The Procter & Gamble Company reported third quarter fiscal year 2017 results on Tuesday, with Beauty segment organic sales increasing 1 percent versus a year ago, driven by growth in Skin & Personal Care. Organic sales increased low single digits in Skin & Personal Care as the continued growth of super-premium SK-II offset lower volume in retail skin care, the company said in its earnings call.
The Beauty segment in developed markets declined high-single digits, with growth in Europe and the Asia-Pacific region offset by declines in North America. In North America, Skin Care and Antiperspirant/Deodorant declined due to promotional activity and inventory adjustments. Organic sales in Hair Care were unchanged. Sales in the Beauty segment in developing markets were up mid-single digits driven by growth in Latin America. Developed markets were down mid-single digits with strong growth in Europe offset by competitive promotional activity and inventory reductions in the U.S.
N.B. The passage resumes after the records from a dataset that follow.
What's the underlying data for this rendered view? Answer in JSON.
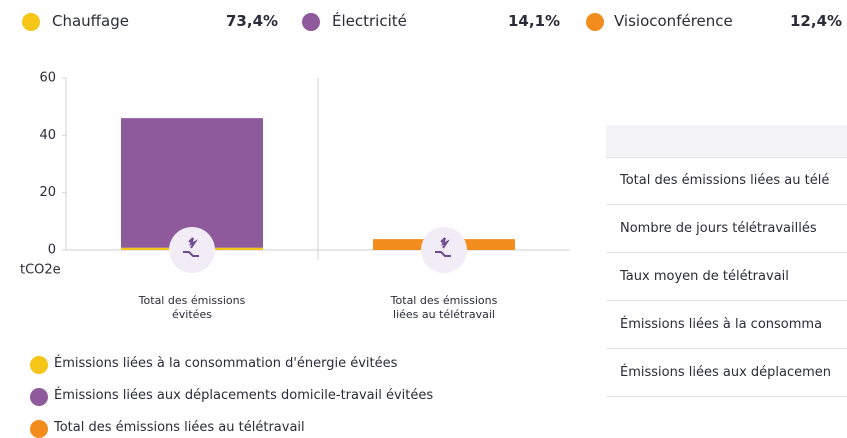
{
  "top_legend": [
    {
      "name": "Chauffage",
      "color": "#f5c518",
      "share": "73,4%"
    },
    {
      "name": "Électricité",
      "color": "#8e5a9c",
      "share": "14,1%"
    },
    {
      "name": "Visioconférence",
      "color": "#f28c1c",
      "share": "12,4%"
    }
  ],
  "chart_data": {
    "type": "stacked_bar",
    "categories": [
      "Total des émissions évitées",
      "Total des émissions liées au télétravail"
    ],
    "y_label": "tCO2e",
    "ylim": [
      0,
      60
    ],
    "yticks": [
      0,
      20,
      40,
      60
    ],
    "series": [
      {
        "name": "Émissions liées à la consommation d'énergie évitées",
        "color": "#f5c518",
        "values": [
          0.8,
          null
        ]
      },
      {
        "name": "Émissions liées aux déplacements domicile-travail évitées",
        "color": "#8e5a9c",
        "values": [
          45.2,
          null
        ]
      },
      {
        "name": "Total des émissions liées au télétravail",
        "color": "#f28c1c",
        "values": [
          null,
          3.8
        ]
      }
    ]
  },
  "table": {
    "rows": [
      "Total des émissions liées au télé",
      "Nombre de jours télétravaillés",
      "Taux moyen de télétravail",
      "Émissions liées à la consomma",
      "Émissions liées aux déplacemen"
    ]
  }
}
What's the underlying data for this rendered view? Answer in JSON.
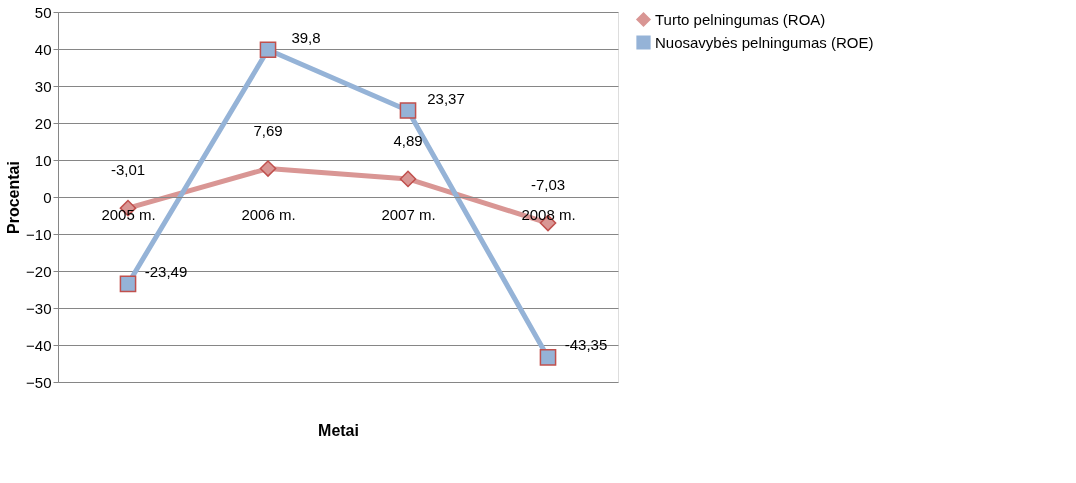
{
  "chart_data": {
    "type": "line",
    "xlabel": "Metai",
    "ylabel": "Procentai",
    "categories": [
      "2005 m.",
      "2006 m.",
      "2007 m.",
      "2008 m."
    ],
    "series": [
      {
        "name": "Turto pelningumas (ROA)",
        "color": "#d99694",
        "marker": "diamond",
        "values": [
          -3.01,
          7.69,
          4.89,
          -7.03
        ],
        "value_labels": [
          "-3,01",
          "7,69",
          "4,89",
          "-7,03"
        ]
      },
      {
        "name": "Nuosavybės pelningumas (ROE)",
        "color": "#95b3d7",
        "marker": "square",
        "values": [
          -23.49,
          39.8,
          23.37,
          -43.35
        ],
        "value_labels": [
          "-23,49",
          "39,8",
          "23,37",
          "-43,35"
        ]
      }
    ],
    "ylim": [
      -50,
      50
    ],
    "yticks": [
      -50,
      -40,
      -30,
      -20,
      -10,
      0,
      10,
      20,
      30,
      40,
      50
    ],
    "grid": "y",
    "legend": "right"
  }
}
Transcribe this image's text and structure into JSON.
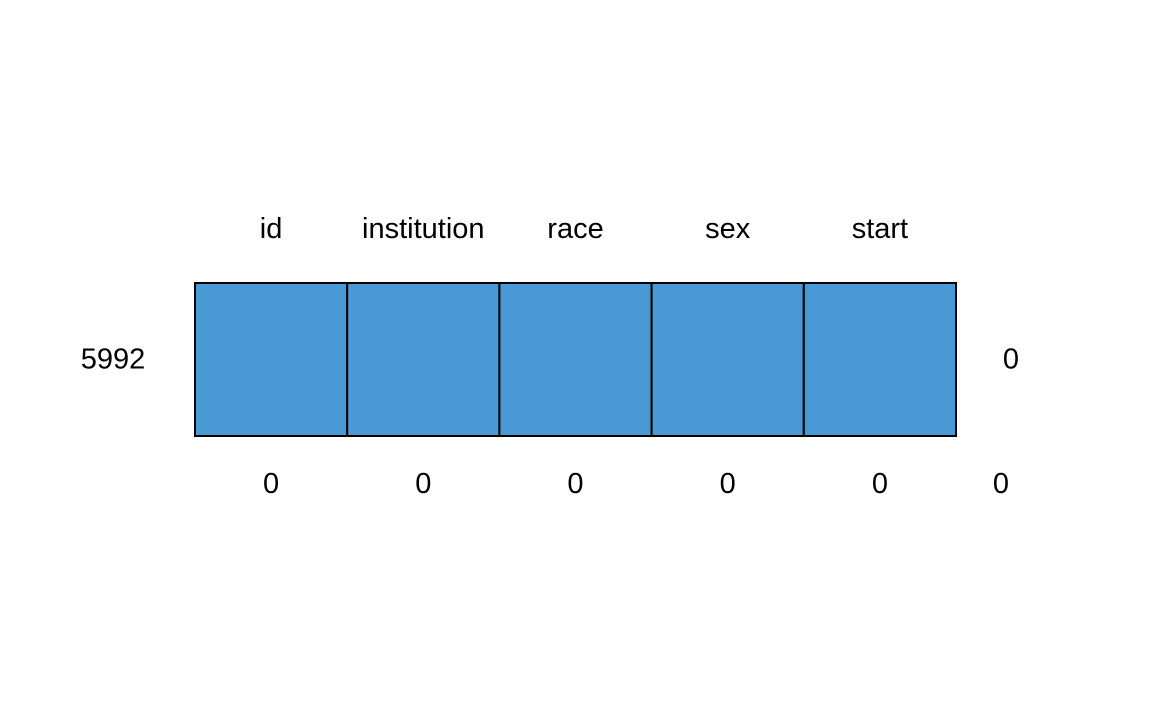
{
  "chart_data": {
    "type": "heatmap",
    "title": "",
    "columns": [
      "id",
      "institution",
      "race",
      "sex",
      "start"
    ],
    "rows": [
      {
        "count": "5992",
        "cells": [
          1,
          1,
          1,
          1,
          1
        ],
        "row_missing_total": "0"
      }
    ],
    "column_missing_counts": [
      "0",
      "0",
      "0",
      "0",
      "0"
    ],
    "total_missing": "0",
    "colors": {
      "observed": "#4A98D4",
      "missing": "#E67B7B",
      "border": "#000000"
    }
  }
}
For the quarter ended March 31, P&G posted sales of $15.6 billion, a decrease of 1 percent versus the prior year, including a negative 2 percent impact from foreign exchange. Organic sales increased 1 percent driven by a 1 percent increase in organic shipment volume. Diluted net earnings per share were $0.93, a decrease of 4 percent versus the prior year, while core earnings per share increased 12 percent to $0.96.
Operating cash flow was $3 billion for the quarter. P&G returned $1.8 billion of cash to shareholders as dividends and repurchased $2 billion of common stock. Earlier this month, P&G announced an increase in its quarterly dividend, marking the 61st consecutive year it increased its dividend. P&G has been paying a dividend for 127 consecutive years since its incorporation in 1890.
“The third quarter macro environment was characterized by a slowdown in market growth, continued geopolitical disruptions and foreign exchange challenges,” said David Taylor, Chairman, President and Chief Executive Officer. “Against this backdrop, we delivered modest organic sales growth and double-digit core earnings per share growth, and we increased the quarterly dividend for the 61st consecutive year. Looking forward, we are maintaining our organic sales and Core EPS guidance ranges for the year and increasing our outlook for adjusted free cash flow productivity.”
Pricing and mix had no net impact on sales for the quarter. All-in volume was unchanged including the impacts of minor brand divestitures.
Other highlights from the earnings call included:
- Grooming segment organic sales decreased 6 percent due to lower volume and reduced pricing in Shave Care. Organic sales decreased high single digits globally in Shave Care due to competitive impacts in the U.S.
- Organic sales grew 30 percent online in the quarter. It’s now 5 percent of business, about $3 billion business. Ecommerce is primarily focused, but not exclusively, to the U.S., China and Northeast Asia, particularly Korea. China is about a $1 billion business online currently. That’ll be 20 percent to even as high as 30 percent of business within the next 12 to 18 months. Korea is 40 percent of the business today.
- The U.S. development in e-commerce is very different by category, with some of the bulkier and heavier products appealing to people online, so they’re not having to fill up their shopping carts with baby diapers, for example.
- Beauty care has been continually improving with the recent quarter serving as the sixth quarter in a row of organic sales growth. SK-II and Head & Shoulders are credited as the strongest brands, while Pantene, on a global basis, has also been doing very well. Some of our personal care businesses have been doing well. P&G just relaunched and re-staged Herbal Essences, which grew 6 percent in the quarter versus a year ago. There’s still work to do on Aussie and Rejoice, and within skin care they’re still making progress on Olay.
- P&G said it is maintaining its guidance for organic sales growth in the range of 2 percent to 3 percent for fiscal 2017. Fiscal year to date, P&G is at the low end of this range. The company expects the combination of foreign exchange and minor brand divestitures to reduce sales growth by two to three percentage points. As a result, P&G estimates all-in sales to be down 1 percent to in-line with the prior fiscal year.